Ich bin sicher, es wird sie amüsieren, was zwei Menschen alles passieren kann, wenn sie sich entschließen, über Weihnachten ihr trautes Heim zu tauschen. Man versetze einen Weihnachts-Muffel in eine Stadt, die von Weihnachten geradezu besessen ist, und füge eine Horde ausgesprochen anhänglicher Nachbarskinder hinzu. Weiterhin eine ungewöhnliche Truppe von Schauspielern, eine Tochter, die mit ihrem neuen Freund durchgebrannt ist, und eine Witwe, die in einer Stadt festsitzt, in der sie keine Menschenseele kennt.
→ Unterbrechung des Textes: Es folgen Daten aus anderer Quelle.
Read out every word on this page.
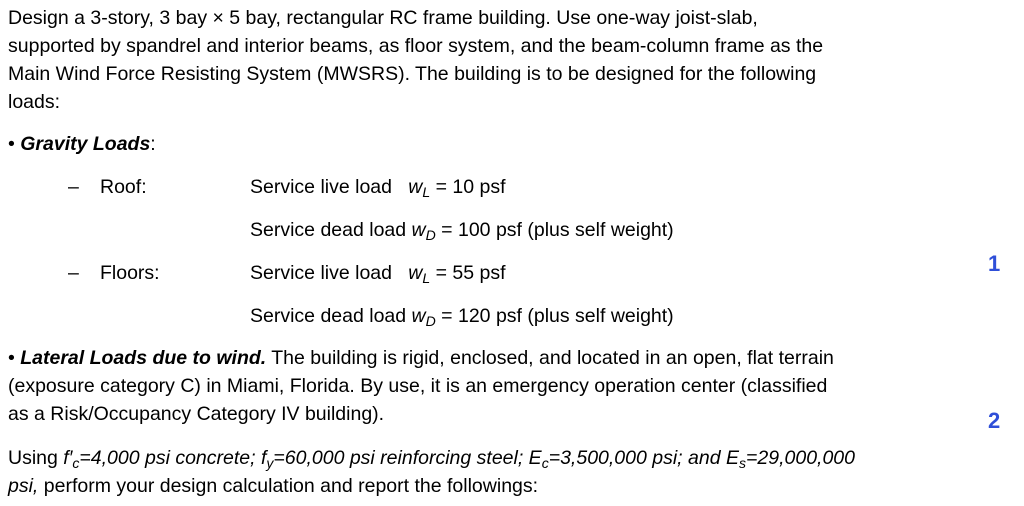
Design a 3-story, 3 bay × 5 bay, rectangular RC frame building. Use one-way joist-slab,
supported by spandrel and interior beams, as floor system, and the beam-column frame as the
Main Wind Force Resisting System (MWSRS). The building is to be designed for the following
loads:
• Gravity Loads:
– Roof:	Service live load $w_L = 10$ psf
Service dead load $w_D = 100$ psf (plus self weight)
– Floors:	Service live load $w_L = 55$ psf
Service dead load $w_D = 120$ psf (plus self weight)
• Lateral Loads due to wind. The building is rigid, enclosed, and located in an open, flat terrain
(exposure category C) in Miami, Florida. By use, it is an emergency operation center (classified
as a Risk/Occupancy Category IV building).
Using $f'_c=4,000$ psi concrete; $f_y=60,000$ psi reinforcing steel; $E_c=3,500,000$ psi; and $E_s=29,000,000$
psi, perform your design calculation and report the followings:
1
2
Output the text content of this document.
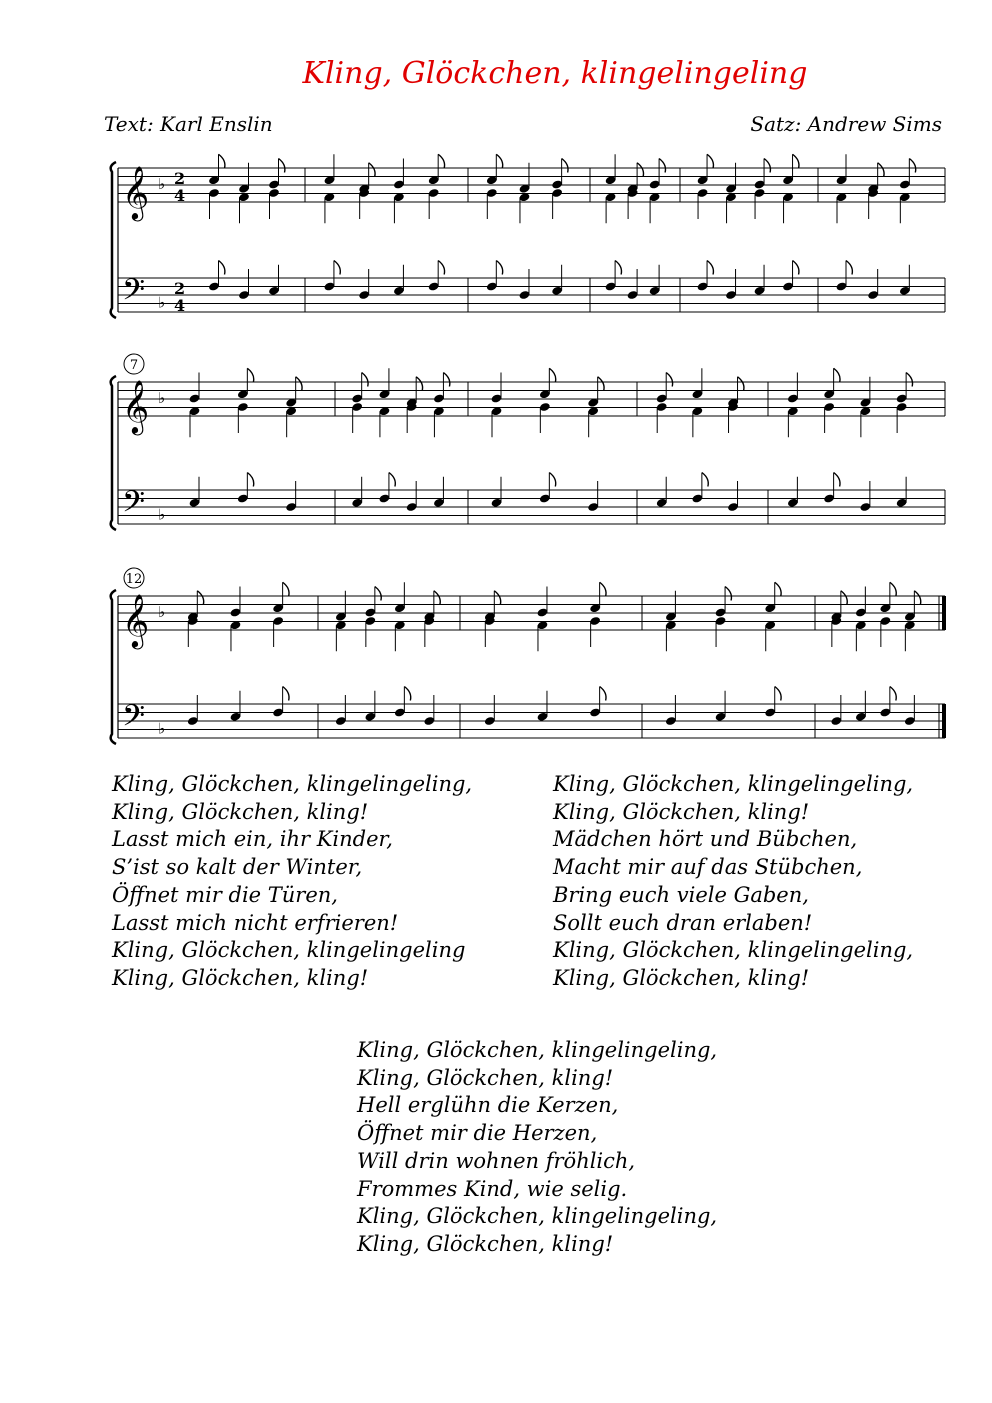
Kling, Glöckchen, klingelingeling
Text: Karl Enslin	Satz: Andrew Sims
𝄞 ♭ 2
4
𝄢 ♭
2
4
𝄞 ♭
𝄢 ♭
7
𝄞 ♭
𝄢 ♭
12
Kling, Glöckchen, klingelingeling,
Kling, Glöckchen, kling!
Lasst mich ein, ihr Kinder,
S’ist so kalt der Winter,
Öffnet mir die Türen,
Lasst mich nicht erfrieren!
Kling, Glöckchen, klingelingeling
Kling, Glöckchen, kling!
Kling, Glöckchen, klingelingeling,
Kling, Glöckchen, kling!
Mädchen hört und Bübchen,
Macht mir auf das Stübchen,
Bring euch viele Gaben,
Sollt euch dran erlaben!
Kling, Glöckchen, klingelingeling,
Kling, Glöckchen, kling!
Kling, Glöckchen, klingelingeling,
Kling, Glöckchen, kling!
Hell erglühn die Kerzen,
Öffnet mir die Herzen,
Will drin wohnen fröhlich,
Frommes Kind, wie selig.
Kling, Glöckchen, klingelingeling,
Kling, Glöckchen, kling!
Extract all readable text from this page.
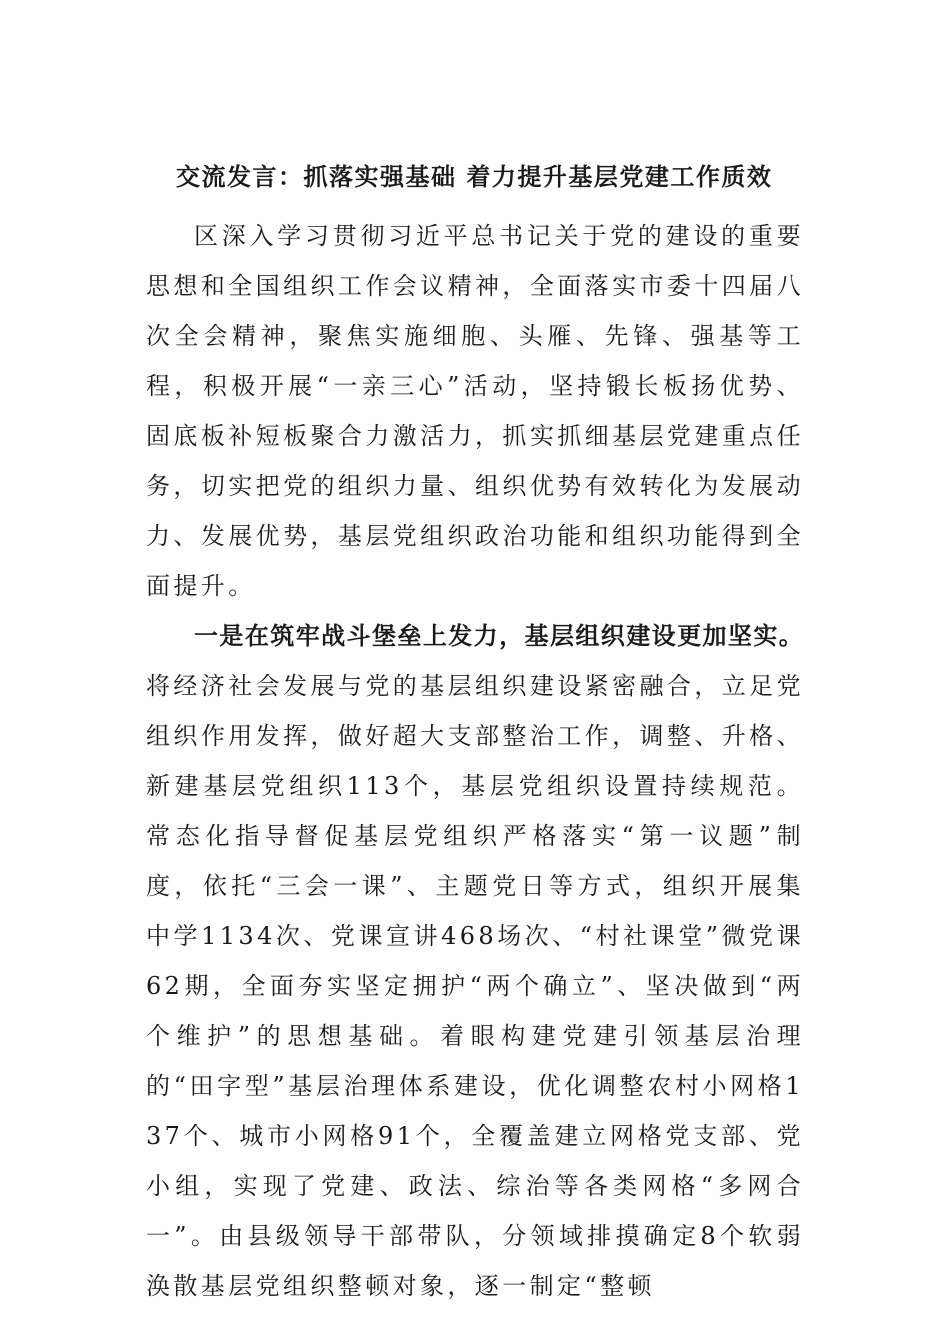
交流发言：抓落实强基础 着力提升基层党建工作质效

区深入学习贯彻习近平总书记关于党的建设的重要思想和全国组织工作会议精神，全面落实市委十四届八次全会精神，聚焦实施细胞、头雁、先锋、强基等工程，积极开展“一亲三心”活动，坚持锻长板扬优势、固底板补短板聚合力激活力，抓实抓细基层党建重点任务，切实把党的组织力量、组织优势有效转化为发展动力、发展优势，基层党组织政治功能和组织功能得到全面提升。

一是在筑牢战斗堡垒上发力，基层组织建设更加坚实。将经济社会发展与党的基层组织建设紧密融合，立足党组织作用发挥，做好超大支部整治工作，调整、升格、新建基层党组织113个，基层党组织设置持续规范。常态化指导督促基层党组织严格落实“第一议题”制度，依托“三会一课”、主题党日等方式，组织开展集中学1134次、党课宣讲468场次、“村社课堂”微党课62期，全面夯实坚定拥护“两个确立”、坚决做到“两个维护”的思想基础。着眼构建党建引领基层治理的“田字型”基层治理体系建设，优化调整农村小网格137个、城市小网格91个，全覆盖建立网格党支部、党小组，实现了党建、政法、综治等各类网格“多网合一”。由县级领导干部带队，分领域排摸确定8个软弱涣散基层党组织整顿对象，逐一制定“整顿
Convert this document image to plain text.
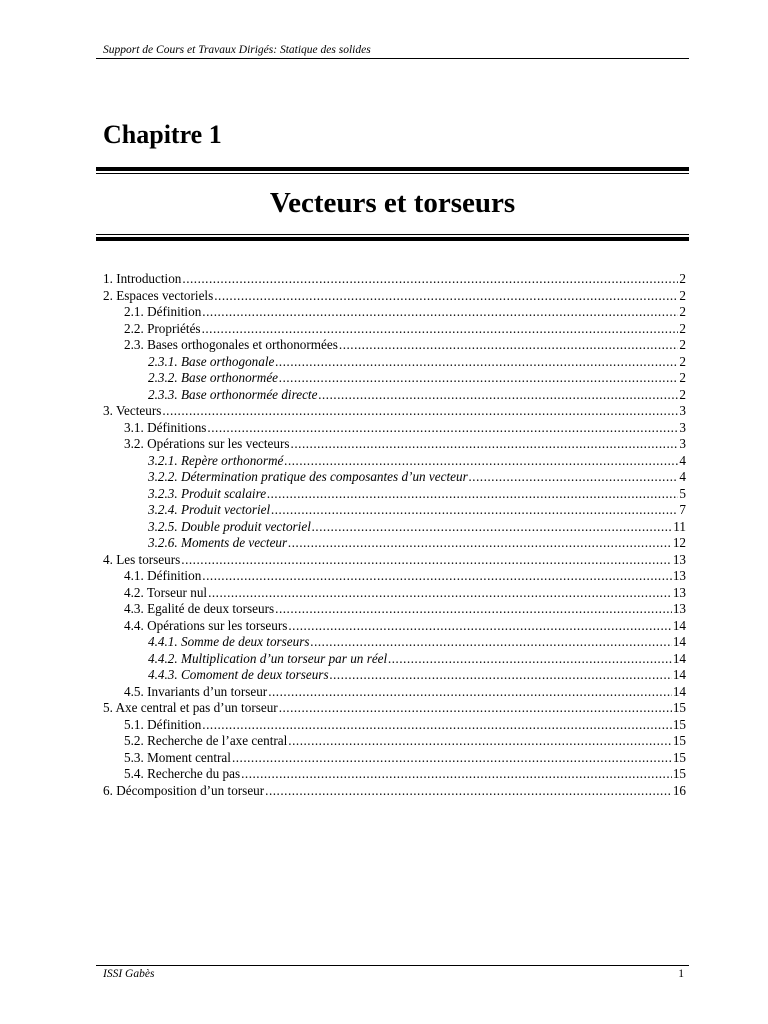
Support de Cours et Travaux Dirigés: Statique des solides
Chapitre 1
Vecteurs et torseurs
1. Introduction .....	2
2. Espaces vectoriels .....	2
2.1. Définition .....	2
2.2. Propriétés .....	2
2.3. Bases orthogonales et orthonormées .....	2
2.3.1. Base orthogonale .....	2
2.3.2. Base orthonormée .....	2
2.3.3. Base orthonormée directe .....	2
3. Vecteurs .....	3
3.1. Définitions .....	3
3.2. Opérations sur les vecteurs .....	3
3.2.1. Repère orthonormé .....	4
3.2.2. Détermination pratique des composantes d’un vecteur .....	4
3.2.3. Produit scalaire .....	5
3.2.4. Produit vectoriel .....	7
3.2.5. Double produit vectoriel .....	11
3.2.6. Moments de vecteur .....	12
4. Les torseurs .....	13
4.1. Définition .....	13
4.2. Torseur nul .....	13
4.3. Egalité de deux torseurs .....	13
4.4. Opérations sur les torseurs .....	14
4.4.1. Somme de deux torseurs .....	14
4.4.2. Multiplication d’un torseur par un réel .....	14
4.4.3. Comoment de deux torseurs .....	14
4.5. Invariants d’un torseur .....	14
5. Axe central et pas d’un torseur .....	15
5.1. Définition .....	15
5.2. Recherche de l’axe central .....	15
5.3. Moment central .....	15
5.4. Recherche du pas .....	15
6. Décomposition d’un torseur .....	16
ISSI Gabès	1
Zu dieser Mischung gebe man noch eine Prise Romantik, aufrichtige Freundschaft und eine überbesorgte Mutter, die alles dafür tun würde, ihre beiden unverheirateten Söhne endlich vor dem Altar stehen zu sehen. Das ist die ganze Zauberformel.

Hört sich das nicht nach einem kurzweiligen Lesevergnügen an? Ich hoffe, Sie haben Spaß an dieser Weihnachts- Komödie, können von Herzen lachen und sich dabei langsam auf die Weihnachtszeit einstimmen.

Ihre

Debbie Macomber

1. KAPITEL

„Was soll das heißen, du kommst Weihnachten nicht nach Hause?“ Emily Springer presste den Hörer fester ans Ohr, als würde das die ungeheure Eröffnung ihrer Tochter verständlicher machen.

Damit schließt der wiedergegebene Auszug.